No history overhead: reference previous turns via previous_response_id instead of resending messages.
Prompt caching: prompt_cache_key routes requests to the same machine for cache hits.
Reduced costs: cached prefixes consume 90% fewer tokens.
Lower latency: cached prefixes are processed faster.

How it works:

First request establishes a response context and caches the prompt prefix (≥1024 tokens).
Subsequent requests reference the first response via previous_response_id.
Using the same prompt_cache_key routes requests to the same machine.
Only new content (tool outputs, user messages) needs to be sent.
Cached prefixes remain active for 5–10 minutes of inactivity (up to 1 hour off-peak).

See examples/openai_responses_tool_call_with_previous_id.py for a complete working example.

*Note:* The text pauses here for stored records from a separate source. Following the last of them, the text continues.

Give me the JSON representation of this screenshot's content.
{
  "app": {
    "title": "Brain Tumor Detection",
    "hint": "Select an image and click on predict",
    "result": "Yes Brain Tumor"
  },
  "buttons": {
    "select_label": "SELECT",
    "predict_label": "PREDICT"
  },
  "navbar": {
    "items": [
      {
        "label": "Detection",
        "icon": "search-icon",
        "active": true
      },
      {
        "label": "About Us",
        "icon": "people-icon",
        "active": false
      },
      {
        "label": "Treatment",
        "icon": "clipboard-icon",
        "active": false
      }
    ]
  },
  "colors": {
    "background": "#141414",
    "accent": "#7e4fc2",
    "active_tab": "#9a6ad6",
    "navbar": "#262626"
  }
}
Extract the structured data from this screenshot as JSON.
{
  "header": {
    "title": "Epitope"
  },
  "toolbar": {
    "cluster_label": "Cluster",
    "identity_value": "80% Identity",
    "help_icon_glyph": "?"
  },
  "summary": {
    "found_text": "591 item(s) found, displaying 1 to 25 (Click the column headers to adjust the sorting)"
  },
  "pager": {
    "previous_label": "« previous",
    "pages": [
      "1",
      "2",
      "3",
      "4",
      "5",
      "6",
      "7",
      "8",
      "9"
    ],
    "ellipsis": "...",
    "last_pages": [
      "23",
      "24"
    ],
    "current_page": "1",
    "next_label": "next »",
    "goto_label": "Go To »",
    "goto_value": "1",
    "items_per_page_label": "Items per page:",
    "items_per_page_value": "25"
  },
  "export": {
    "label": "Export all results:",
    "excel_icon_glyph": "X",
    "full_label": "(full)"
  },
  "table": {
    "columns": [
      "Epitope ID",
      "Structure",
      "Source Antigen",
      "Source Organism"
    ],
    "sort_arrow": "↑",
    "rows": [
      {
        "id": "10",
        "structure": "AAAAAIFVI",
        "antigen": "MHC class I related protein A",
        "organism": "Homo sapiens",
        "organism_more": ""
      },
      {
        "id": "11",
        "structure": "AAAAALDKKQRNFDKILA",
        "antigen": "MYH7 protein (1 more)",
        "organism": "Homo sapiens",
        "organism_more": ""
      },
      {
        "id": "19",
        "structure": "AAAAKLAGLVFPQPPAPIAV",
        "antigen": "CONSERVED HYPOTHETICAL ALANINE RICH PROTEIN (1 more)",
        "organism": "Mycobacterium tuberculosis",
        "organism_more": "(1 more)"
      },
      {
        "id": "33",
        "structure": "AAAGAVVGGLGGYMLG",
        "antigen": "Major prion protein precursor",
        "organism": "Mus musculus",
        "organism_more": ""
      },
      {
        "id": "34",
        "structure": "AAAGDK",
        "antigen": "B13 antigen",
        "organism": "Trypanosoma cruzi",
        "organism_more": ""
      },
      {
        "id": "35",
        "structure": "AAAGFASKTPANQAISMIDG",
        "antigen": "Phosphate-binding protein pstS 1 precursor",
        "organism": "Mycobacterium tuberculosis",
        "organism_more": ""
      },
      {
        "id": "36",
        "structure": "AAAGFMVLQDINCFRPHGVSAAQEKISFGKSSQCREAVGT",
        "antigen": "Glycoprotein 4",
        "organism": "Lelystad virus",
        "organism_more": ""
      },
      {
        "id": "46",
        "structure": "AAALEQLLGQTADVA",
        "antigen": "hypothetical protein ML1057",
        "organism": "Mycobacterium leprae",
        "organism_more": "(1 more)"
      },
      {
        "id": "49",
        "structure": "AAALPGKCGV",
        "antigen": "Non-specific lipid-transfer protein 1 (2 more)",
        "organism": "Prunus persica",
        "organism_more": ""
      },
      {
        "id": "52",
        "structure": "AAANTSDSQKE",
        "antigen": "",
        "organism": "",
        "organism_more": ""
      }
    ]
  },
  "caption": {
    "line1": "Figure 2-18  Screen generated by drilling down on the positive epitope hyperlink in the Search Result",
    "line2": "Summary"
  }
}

Interactive REPL Example (HTTP/2 + Prompt Cache + Tool Calls)

For a full interactive example, see examples/openai_responses_repl_http2_prompt_cache.py. It demonstrates:

OpenAIResponsesProvider over HTTP/2
Prompt caching with prompt_cache_key
Sending latest previous_response_id between turns
Calculator function tool call round-trips
Configurable state strategy via CLI (full history resend vs stateless chaining)

Default behavior:

Model: gpt-5-mini
Reasoning effort: medium
State mode: previous_response_id

Run with defaults:

poetry run python examples/openai_responses_repl_http2_prompt_cache.py

Use stateless chaining explicitly:

poetry run python examples/openai_responses_repl_http2_prompt_cache.py --state-mode previous_response_id

Resend full conversation history each turn:

poetry run python examples/openai_responses_repl_http2_prompt_cache.py --state-mode full

Disable HTTP/2:

poetry run python examples/openai_responses_repl_http2_prompt_cache.py --no-http2

Set prompt cache retention (model support varies):

poetry run python examples/openai_responses_repl_http2_prompt_cache.py --prompt-cache-retention in-memory

Note: some models may reject prompt_cache_retention. If unsupported, omit the flag.